Os projetos e as obras deverão dar preferência ao uso de materiais de construção oriundos de reciclagem, como tijolos feitos com rejeitos de mineração, além de preverem condições de acessibilidade para pessoas com deficiência ou idosos.

Em obras produzidas com recursos do FAR ou do FDS, governos estaduais e municipais que aderirem ao programa deverão arcar com os custos de infraestrutura básica (ruas, escoamento das águas pluviais e redes de água, esgoto e energia).

Esses entes federados poderão também entrar com o terreno e obras para complementar o empreendimento ou mesmo assumir o valor da operação. Serão aceitos incentivos e benefícios de natureza financeira, tributária ou creditícia, como redução de tributos para diminuir o custo final.

Outra condição para a participação de estados e municípios e do Distrito Federal no programa é a aprovação e publicação de lei de isenção do tributo de transferência do imóvel (ITBI) nesses casos. O tributo é normalmente pago pelo comprador.

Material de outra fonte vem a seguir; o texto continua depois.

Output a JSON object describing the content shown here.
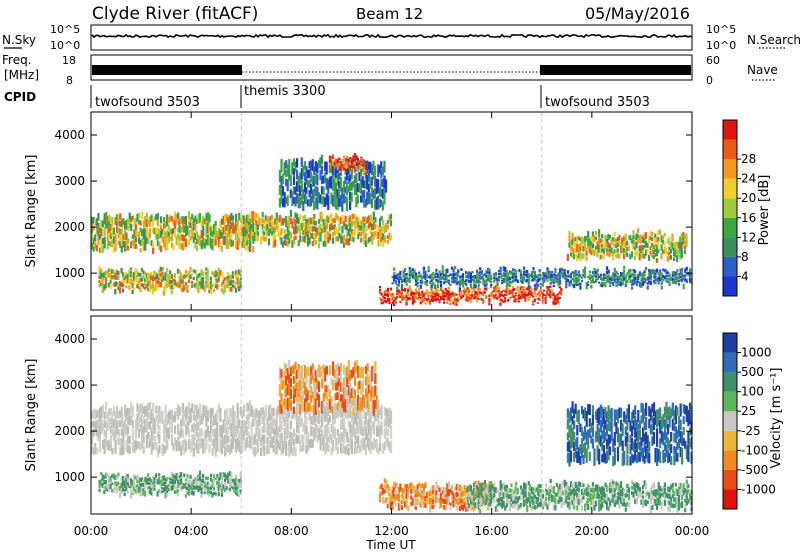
{
  "header": {
    "station": "Clyde River (fitACF)",
    "beam": "Beam 12",
    "date": "05/May/2016"
  },
  "nsky_panel": {
    "left_label": "N.Sky",
    "left_ticks": [
      "10^5",
      "10^0"
    ],
    "right_ticks": [
      "10^5",
      "10^0"
    ],
    "right_label": "N.Search"
  },
  "freq_panel": {
    "left_label_1": "Freq.",
    "left_label_2": "[MHz]",
    "left_ticks": [
      "18",
      "8"
    ],
    "right_ticks": [
      "60",
      "0"
    ],
    "right_label": "Nave"
  },
  "cpid": {
    "label": "CPID",
    "segments": [
      {
        "name": "twofsound 3503",
        "start_hour": 0
      },
      {
        "name": "themis 3300",
        "start_hour": 6
      },
      {
        "name": "twofsound 3503",
        "start_hour": 18
      }
    ]
  },
  "chart_data": [
    {
      "type": "heatmap",
      "name": "power",
      "ylabel": "Slant Range [km]",
      "xlabel": "",
      "xlim_hours": [
        0,
        24
      ],
      "ylim": [
        200,
        4500
      ],
      "y_ticks": [
        "1000",
        "2000",
        "3000",
        "4000"
      ],
      "colorbar_label": "Power [dB]",
      "colorbar_ticks": [
        "4",
        "8",
        "12",
        "16",
        "20",
        "24",
        "28"
      ],
      "colorbar_colors": [
        "#1a36d4",
        "#2f5fc9",
        "#3d8f5c",
        "#3aa83e",
        "#9ccd3a",
        "#f2cf26",
        "#f29a1e",
        "#ec5a16",
        "#e2120f"
      ],
      "regions": [
        {
          "t0": 0.0,
          "t1": 6.5,
          "r0": 1500,
          "r1": 2300,
          "level": "mid"
        },
        {
          "t0": 0.3,
          "t1": 6.0,
          "r0": 600,
          "r1": 1100,
          "level": "mid"
        },
        {
          "t0": 6.0,
          "t1": 12.0,
          "r0": 1600,
          "r1": 2300,
          "level": "mid"
        },
        {
          "t0": 7.5,
          "t1": 11.8,
          "r0": 2400,
          "r1": 3500,
          "level": "low"
        },
        {
          "t0": 9.5,
          "t1": 11.0,
          "r0": 3200,
          "r1": 3550,
          "level": "high"
        },
        {
          "t0": 11.5,
          "t1": 18.8,
          "r0": 350,
          "r1": 700,
          "level": "high"
        },
        {
          "t0": 12.0,
          "t1": 24.0,
          "r0": 700,
          "r1": 1100,
          "level": "low"
        },
        {
          "t0": 19.0,
          "t1": 23.8,
          "r0": 1300,
          "r1": 1900,
          "level": "mid"
        }
      ]
    },
    {
      "type": "heatmap",
      "name": "velocity",
      "ylabel": "Slant Range [km]",
      "xlabel": "Time UT",
      "xlim_hours": [
        0,
        24
      ],
      "ylim": [
        200,
        4500
      ],
      "y_ticks": [
        "1000",
        "2000",
        "3000",
        "4000"
      ],
      "x_ticks": [
        "00:00",
        "04:00",
        "08:00",
        "12:00",
        "16:00",
        "20:00",
        "00:00"
      ],
      "colorbar_label": "Velocity [m s⁻¹]",
      "colorbar_ticks": [
        "1000",
        "500",
        "100",
        "25",
        "-25",
        "-100",
        "-500",
        "-1000"
      ],
      "colorbar_colors": [
        "#1f3fa8",
        "#2e6db8",
        "#3f8f6d",
        "#5ab85a",
        "#c8c8c0",
        "#f0b43a",
        "#f08a1e",
        "#ec4a16",
        "#e0100f"
      ],
      "regions": [
        {
          "t0": 0.0,
          "t1": 12.0,
          "r0": 1500,
          "r1": 2600,
          "level": "ground"
        },
        {
          "t0": 0.3,
          "t1": 6.0,
          "r0": 600,
          "r1": 1100,
          "level": "green"
        },
        {
          "t0": 7.5,
          "t1": 11.5,
          "r0": 2400,
          "r1": 3500,
          "level": "orange"
        },
        {
          "t0": 11.5,
          "t1": 16.0,
          "r0": 300,
          "r1": 900,
          "level": "orange"
        },
        {
          "t0": 15.0,
          "t1": 24.0,
          "r0": 300,
          "r1": 900,
          "level": "green"
        },
        {
          "t0": 19.0,
          "t1": 24.0,
          "r0": 1300,
          "r1": 2600,
          "level": "blue"
        }
      ]
    }
  ]
}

Para as contratações realizadas até 31 de dezembro de 2021, a lei deve produzir efeitos antes da entrega das unidades habitacionais às famílias beneficiadas.

Proibições

De acordo com a medida provisória, não poderão receber ajuda para a compra do imóvel no âmbito do programa aqueles que já tenham contrato de financiamento com recursos do FGTS ou em condições equivalentes do Sistema Financeiro de Habitação (SFH); aqueles que já tenham imóvel regular com infraestrutura urbana e padrão mínimo de edificação; ou que tenham recebido benefícios similares nos últimos dez anos com recursos dos fundos participantes.

Essa proibição não se aplica, entretanto, ao atendimento de famílias com obras e serviços de melhoria habitacional; envolvidas em situações de reassentamento, remanejamento ou substituição de moradias (encostas, por exemplo); e as desabrigadas que tenham perdido seu único imóvel em razão de situação de emergência ou estado de calamidade pública reconhecidos pela União.

Podem participar ainda as pessoas que tenham propriedade de imóvel residencial em fração de até 40%, ainda que seja por herança ou doação.